In an arithmetic sequence, the term "common difference" refers to the consistent amount that is added (or subtracted) from one term to the next. This value is denoted by the letter \(d\). It's called "common" because it remains the same throughout the entire sequence. Understanding the common difference is crucial because it determines how the sequence progresses from one term to another.

• If the common difference is positive, the sequence will increase gradually.
• If the common difference is negative, the sequence will decrease.

In our exercise, the common difference is 5. This means every term in the sequence is 5 units greater than the previous term. Recognizing this pattern helps predict any term in the sequence.

The first term in an arithmetic sequence, signified by \(a_1\), is the starting point of the sequence. It's the very first element and forms the foundation of the series. Knowing the first term is essential because it establishes the base value from which all other terms are derived.

In the provided exercise, the first term is \(-8\). This simple piece of information sets the stage for finding the subsequent terms using the common difference. Without a first term, we wouldn't have a point to begin calculations.

The terms of a sequence are simply the individual elements or numbers that make up the sequence. In an arithmetic sequence, each term follows the previous one by adding the common difference.

• Starting from the first term, each subsequent term can be found by adding the common difference.
• This creates a straightforward pattern that continues infinitely, unless specified otherwise.

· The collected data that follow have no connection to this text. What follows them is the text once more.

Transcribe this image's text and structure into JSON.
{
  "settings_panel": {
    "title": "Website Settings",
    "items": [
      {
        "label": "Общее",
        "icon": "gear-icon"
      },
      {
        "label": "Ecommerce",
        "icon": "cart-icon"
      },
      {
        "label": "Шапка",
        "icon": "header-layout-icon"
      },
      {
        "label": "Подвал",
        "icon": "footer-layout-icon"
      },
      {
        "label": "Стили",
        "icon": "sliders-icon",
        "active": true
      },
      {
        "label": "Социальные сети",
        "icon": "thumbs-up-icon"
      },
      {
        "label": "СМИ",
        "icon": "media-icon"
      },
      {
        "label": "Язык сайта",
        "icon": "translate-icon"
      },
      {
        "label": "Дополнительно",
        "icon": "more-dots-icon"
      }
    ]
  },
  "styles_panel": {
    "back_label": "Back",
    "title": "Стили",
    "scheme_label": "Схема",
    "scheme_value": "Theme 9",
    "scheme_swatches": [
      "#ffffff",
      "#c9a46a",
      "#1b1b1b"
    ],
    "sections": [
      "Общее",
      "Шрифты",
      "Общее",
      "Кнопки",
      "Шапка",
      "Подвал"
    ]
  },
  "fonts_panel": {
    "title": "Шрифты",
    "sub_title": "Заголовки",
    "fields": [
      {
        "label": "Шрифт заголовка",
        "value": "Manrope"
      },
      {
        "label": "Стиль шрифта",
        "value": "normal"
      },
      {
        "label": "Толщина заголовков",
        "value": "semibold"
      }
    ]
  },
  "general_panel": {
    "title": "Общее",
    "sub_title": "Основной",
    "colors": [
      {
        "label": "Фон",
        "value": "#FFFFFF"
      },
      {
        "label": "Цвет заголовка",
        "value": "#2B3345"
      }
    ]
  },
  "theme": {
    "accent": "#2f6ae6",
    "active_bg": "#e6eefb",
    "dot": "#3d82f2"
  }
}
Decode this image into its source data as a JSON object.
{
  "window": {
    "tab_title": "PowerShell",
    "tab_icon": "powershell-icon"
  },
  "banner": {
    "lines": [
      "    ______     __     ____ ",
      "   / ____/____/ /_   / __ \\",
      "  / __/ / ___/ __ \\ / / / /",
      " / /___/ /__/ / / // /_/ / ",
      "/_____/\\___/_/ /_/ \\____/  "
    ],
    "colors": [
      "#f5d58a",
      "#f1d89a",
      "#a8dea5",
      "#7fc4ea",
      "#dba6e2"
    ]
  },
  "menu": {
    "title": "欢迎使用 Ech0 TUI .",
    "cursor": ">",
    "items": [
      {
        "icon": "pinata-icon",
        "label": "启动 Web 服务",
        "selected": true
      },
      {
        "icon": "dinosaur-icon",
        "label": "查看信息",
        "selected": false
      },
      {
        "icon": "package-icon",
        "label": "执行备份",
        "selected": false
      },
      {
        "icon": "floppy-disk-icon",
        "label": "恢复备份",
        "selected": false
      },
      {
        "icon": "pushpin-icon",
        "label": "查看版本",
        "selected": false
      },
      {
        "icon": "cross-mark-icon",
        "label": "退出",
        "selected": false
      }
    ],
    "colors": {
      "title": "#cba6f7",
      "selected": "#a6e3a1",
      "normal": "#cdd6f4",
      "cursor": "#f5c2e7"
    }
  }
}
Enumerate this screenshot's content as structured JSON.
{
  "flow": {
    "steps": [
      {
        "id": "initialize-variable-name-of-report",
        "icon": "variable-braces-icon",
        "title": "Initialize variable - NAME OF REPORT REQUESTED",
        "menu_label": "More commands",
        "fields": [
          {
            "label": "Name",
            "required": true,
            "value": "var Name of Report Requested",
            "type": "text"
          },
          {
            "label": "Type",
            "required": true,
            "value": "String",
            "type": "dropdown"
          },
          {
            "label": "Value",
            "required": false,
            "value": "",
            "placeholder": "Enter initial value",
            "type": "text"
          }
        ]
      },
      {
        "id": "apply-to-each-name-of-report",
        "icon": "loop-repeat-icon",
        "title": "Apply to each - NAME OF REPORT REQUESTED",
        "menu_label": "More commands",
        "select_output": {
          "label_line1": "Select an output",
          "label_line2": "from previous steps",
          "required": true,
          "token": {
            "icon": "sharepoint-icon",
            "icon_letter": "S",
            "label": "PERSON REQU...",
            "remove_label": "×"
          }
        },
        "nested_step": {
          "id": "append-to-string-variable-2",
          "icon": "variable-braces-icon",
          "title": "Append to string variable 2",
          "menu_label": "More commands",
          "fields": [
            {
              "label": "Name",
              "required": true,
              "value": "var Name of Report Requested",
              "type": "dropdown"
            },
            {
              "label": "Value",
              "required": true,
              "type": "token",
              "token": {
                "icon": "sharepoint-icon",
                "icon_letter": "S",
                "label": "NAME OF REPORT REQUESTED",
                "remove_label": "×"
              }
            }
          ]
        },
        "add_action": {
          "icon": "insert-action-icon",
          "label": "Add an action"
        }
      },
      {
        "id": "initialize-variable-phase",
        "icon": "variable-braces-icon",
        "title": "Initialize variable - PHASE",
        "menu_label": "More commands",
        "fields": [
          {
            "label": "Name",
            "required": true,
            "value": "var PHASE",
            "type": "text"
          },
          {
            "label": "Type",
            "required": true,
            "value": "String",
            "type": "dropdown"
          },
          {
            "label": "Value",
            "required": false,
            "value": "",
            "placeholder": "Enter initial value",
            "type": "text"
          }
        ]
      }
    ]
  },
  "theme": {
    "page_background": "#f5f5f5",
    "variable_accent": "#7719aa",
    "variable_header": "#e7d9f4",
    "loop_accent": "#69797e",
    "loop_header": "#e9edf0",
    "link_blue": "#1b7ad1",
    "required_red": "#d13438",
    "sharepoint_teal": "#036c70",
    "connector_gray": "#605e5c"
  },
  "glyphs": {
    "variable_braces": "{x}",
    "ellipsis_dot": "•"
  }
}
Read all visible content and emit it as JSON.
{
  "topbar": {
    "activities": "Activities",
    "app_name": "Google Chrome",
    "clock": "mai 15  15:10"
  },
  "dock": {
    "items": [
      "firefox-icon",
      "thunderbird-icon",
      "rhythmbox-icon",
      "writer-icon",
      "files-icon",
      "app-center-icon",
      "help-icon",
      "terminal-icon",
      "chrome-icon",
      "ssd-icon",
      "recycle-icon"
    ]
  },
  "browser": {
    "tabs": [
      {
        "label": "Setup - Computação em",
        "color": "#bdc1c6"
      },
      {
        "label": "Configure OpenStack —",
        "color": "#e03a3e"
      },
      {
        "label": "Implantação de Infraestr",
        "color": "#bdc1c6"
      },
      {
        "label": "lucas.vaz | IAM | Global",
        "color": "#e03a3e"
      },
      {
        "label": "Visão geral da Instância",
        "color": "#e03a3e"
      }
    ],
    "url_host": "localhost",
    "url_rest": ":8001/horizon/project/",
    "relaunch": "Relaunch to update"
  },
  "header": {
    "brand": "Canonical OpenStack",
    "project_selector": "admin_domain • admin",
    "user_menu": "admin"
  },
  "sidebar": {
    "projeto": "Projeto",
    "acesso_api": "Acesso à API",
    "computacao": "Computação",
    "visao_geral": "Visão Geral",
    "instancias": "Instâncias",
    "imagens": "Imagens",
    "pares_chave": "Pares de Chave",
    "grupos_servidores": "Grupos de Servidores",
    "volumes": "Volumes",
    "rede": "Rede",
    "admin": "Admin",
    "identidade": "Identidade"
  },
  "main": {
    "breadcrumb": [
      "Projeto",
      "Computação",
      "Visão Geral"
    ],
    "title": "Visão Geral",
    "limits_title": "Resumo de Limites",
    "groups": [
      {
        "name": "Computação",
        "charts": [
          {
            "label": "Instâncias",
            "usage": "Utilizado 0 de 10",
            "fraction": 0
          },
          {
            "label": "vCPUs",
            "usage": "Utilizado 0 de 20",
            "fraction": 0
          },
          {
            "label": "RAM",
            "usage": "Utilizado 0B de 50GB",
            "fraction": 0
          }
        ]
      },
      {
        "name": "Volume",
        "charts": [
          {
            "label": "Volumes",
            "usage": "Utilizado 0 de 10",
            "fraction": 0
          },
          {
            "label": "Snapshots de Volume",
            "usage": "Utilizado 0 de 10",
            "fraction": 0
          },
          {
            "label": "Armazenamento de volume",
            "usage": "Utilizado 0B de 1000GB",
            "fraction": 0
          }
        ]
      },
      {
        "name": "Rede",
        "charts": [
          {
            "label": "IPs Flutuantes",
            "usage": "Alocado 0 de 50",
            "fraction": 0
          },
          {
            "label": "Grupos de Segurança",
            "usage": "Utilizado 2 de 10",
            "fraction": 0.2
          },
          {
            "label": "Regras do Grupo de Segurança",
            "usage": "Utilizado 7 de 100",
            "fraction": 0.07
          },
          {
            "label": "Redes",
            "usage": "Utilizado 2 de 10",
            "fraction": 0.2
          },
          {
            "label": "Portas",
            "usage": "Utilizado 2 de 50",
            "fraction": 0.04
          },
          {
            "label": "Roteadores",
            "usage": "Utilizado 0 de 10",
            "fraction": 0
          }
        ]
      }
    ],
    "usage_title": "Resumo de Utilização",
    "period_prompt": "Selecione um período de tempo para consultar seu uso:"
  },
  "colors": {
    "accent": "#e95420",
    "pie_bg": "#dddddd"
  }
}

For instance, if the first term is \(-8\) and the common difference is 5, then the terms in the sequence would be \(-8, -3, 2, 7, 12, 17, ... \)continuing in this manner indefinitely. Understanding the terms and how they're derived allows for predicting any term within the sequence.

To find any specific term in an arithmetic sequence, we can use the formula:\[a_n = a_1 + (n - 1) \, d\]where \(a_n\) is the term you're trying to find, \(a_1\) is the first term, \(d\) is the common difference, and \(n\) is the term number.

The exercise illustrates this well. Given that \(a_1 = -8\) and the common difference \(d = 5\), the process involves simply plugging these values into the formula to find terms like \(a_2, a_3,\) and so forth.

• For \(a_2\), we get \(-8 + 5 = -3\).
• For \(a_3\), it's \(-3 + 5 = 2\).
• This pattern continues as we find \(a_4, a_5,\) and \(a_6\).

This systematic approach ensures that you can quickly and accurately determine any term in a sequence, just by knowing two key pieces of information: the first term and the common difference.